After rewriting the same story so many times, I'd managed to cram my manuscript full of sentences and scenes that I loved to death. I loved them for what they were (evocative phrasing, contemplative narration, or clever dialog) rather than what they contributed to the manuscript. In short, I couldn't see the literary forest for the trees. Sure enough, about a month later, Miranda sent back a developmental edit letter with five key areas to focus on. Number one, at the top of the list, was to drop the prologue that I was so fond of.
She wanted me to kill one of my darlings.
Sure, I'd read a few different resources that said prologues should be avoided if at all possible, I simply thought there was no other way to convey all that was necessary.
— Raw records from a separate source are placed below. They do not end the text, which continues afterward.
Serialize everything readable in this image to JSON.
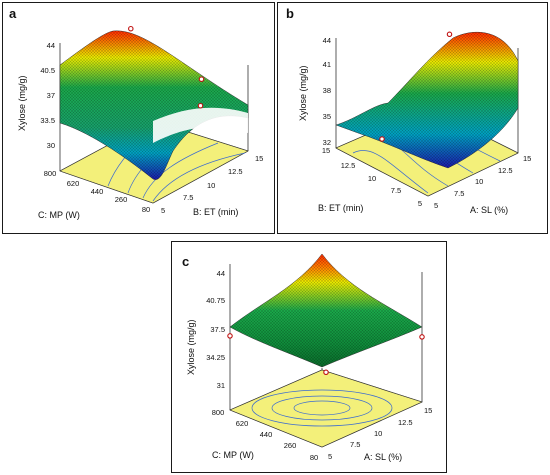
{
  "chart_data": [
    {
      "panel": "a",
      "type": "surface",
      "zlabel": "Xylose (mg/g)",
      "z_ticks": [
        "44",
        "40.5",
        "37",
        "33.5",
        "30"
      ],
      "zlim": [
        30,
        44
      ],
      "x_axis": {
        "label": "B: ET (min)",
        "ticks": [
          "5",
          "7.5",
          "10",
          "12.5",
          "15"
        ],
        "range": [
          5,
          15
        ]
      },
      "y_axis": {
        "label": "C: MP (W)",
        "ticks": [
          "80",
          "260",
          "440",
          "620",
          "800"
        ],
        "range": [
          80,
          800
        ]
      },
      "design_points": [
        {
          "x": 10,
          "y": 80,
          "z": 37.8
        },
        {
          "x": 15,
          "y": 440,
          "z": 36.1
        },
        {
          "x": 10,
          "y": 620,
          "z": 43.6
        }
      ],
      "colors": [
        "#1a1aa8",
        "#00b8c0",
        "#1aa84a",
        "#e8e800",
        "#ff2a00",
        "#ffffa0"
      ]
    },
    {
      "panel": "b",
      "type": "surface",
      "zlabel": "Xylose (mg/g)",
      "z_ticks": [
        "44",
        "41",
        "38",
        "35",
        "32"
      ],
      "zlim": [
        32,
        44
      ],
      "x_axis": {
        "label": "A: SL (%)",
        "ticks": [
          "5",
          "7.5",
          "10",
          "12.5",
          "15"
        ],
        "range": [
          5,
          15
        ]
      },
      "y_axis": {
        "label": "B: ET (min)",
        "ticks": [
          "5",
          "7.5",
          "10",
          "12.5",
          "15"
        ],
        "range": [
          5,
          15
        ]
      },
      "design_points": [
        {
          "x": 5,
          "y": 10,
          "z": 35.6
        },
        {
          "x": 12.5,
          "y": 10,
          "z": 43.5
        }
      ],
      "colors": [
        "#1a1aa8",
        "#00b8c0",
        "#1aa84a",
        "#e8e800",
        "#ff2a00",
        "#ffffa0"
      ]
    },
    {
      "panel": "c",
      "type": "surface",
      "zlabel": "Xylose (mg/g)",
      "z_ticks": [
        "44",
        "40.75",
        "37.5",
        "34.25",
        "31"
      ],
      "zlim": [
        31,
        44
      ],
      "x_axis": {
        "label": "A: SL (%)",
        "ticks": [
          "5",
          "7.5",
          "10",
          "12.5",
          "15"
        ],
        "range": [
          5,
          15
        ]
      },
      "y_axis": {
        "label": "C: MP (W)",
        "ticks": [
          "80",
          "260",
          "440",
          "620",
          "800"
        ],
        "range": [
          80,
          800
        ]
      },
      "design_points": [
        {
          "x": 5,
          "y": 800,
          "z": 37.6
        },
        {
          "x": 15,
          "y": 80,
          "z": 36.8
        },
        {
          "x": 10,
          "y": 440,
          "z": 34.0
        }
      ],
      "colors": [
        "#1a1aa8",
        "#00b8c0",
        "#1aa84a",
        "#e8e800",
        "#ff2a00",
        "#ffffa0"
      ]
    }
  ]
}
Of course, this is where an experienced editor shines. Where I'd seen impossibility, she saw potential. She identified the key pieces of information present in the prologue and provided suggestions for how to scatter them throughout the early portions of the manuscript.
Naturally, I went through the stages of a grieving writer. From, "This prologue is great! Why would I cut it?" To, eventually, "Actually, yeah, this does stick out. There's a better way." In hindsight, it was very obviously the correct choice. The prologue was flavored like Indiana Jones, but the rest of the story was far more like Interstellar.
There were other darlings that got the axe, but none that caused me quite as much anguish as losing the prologue. Fewer trees can make for a stronger forest, at least in a literary sense.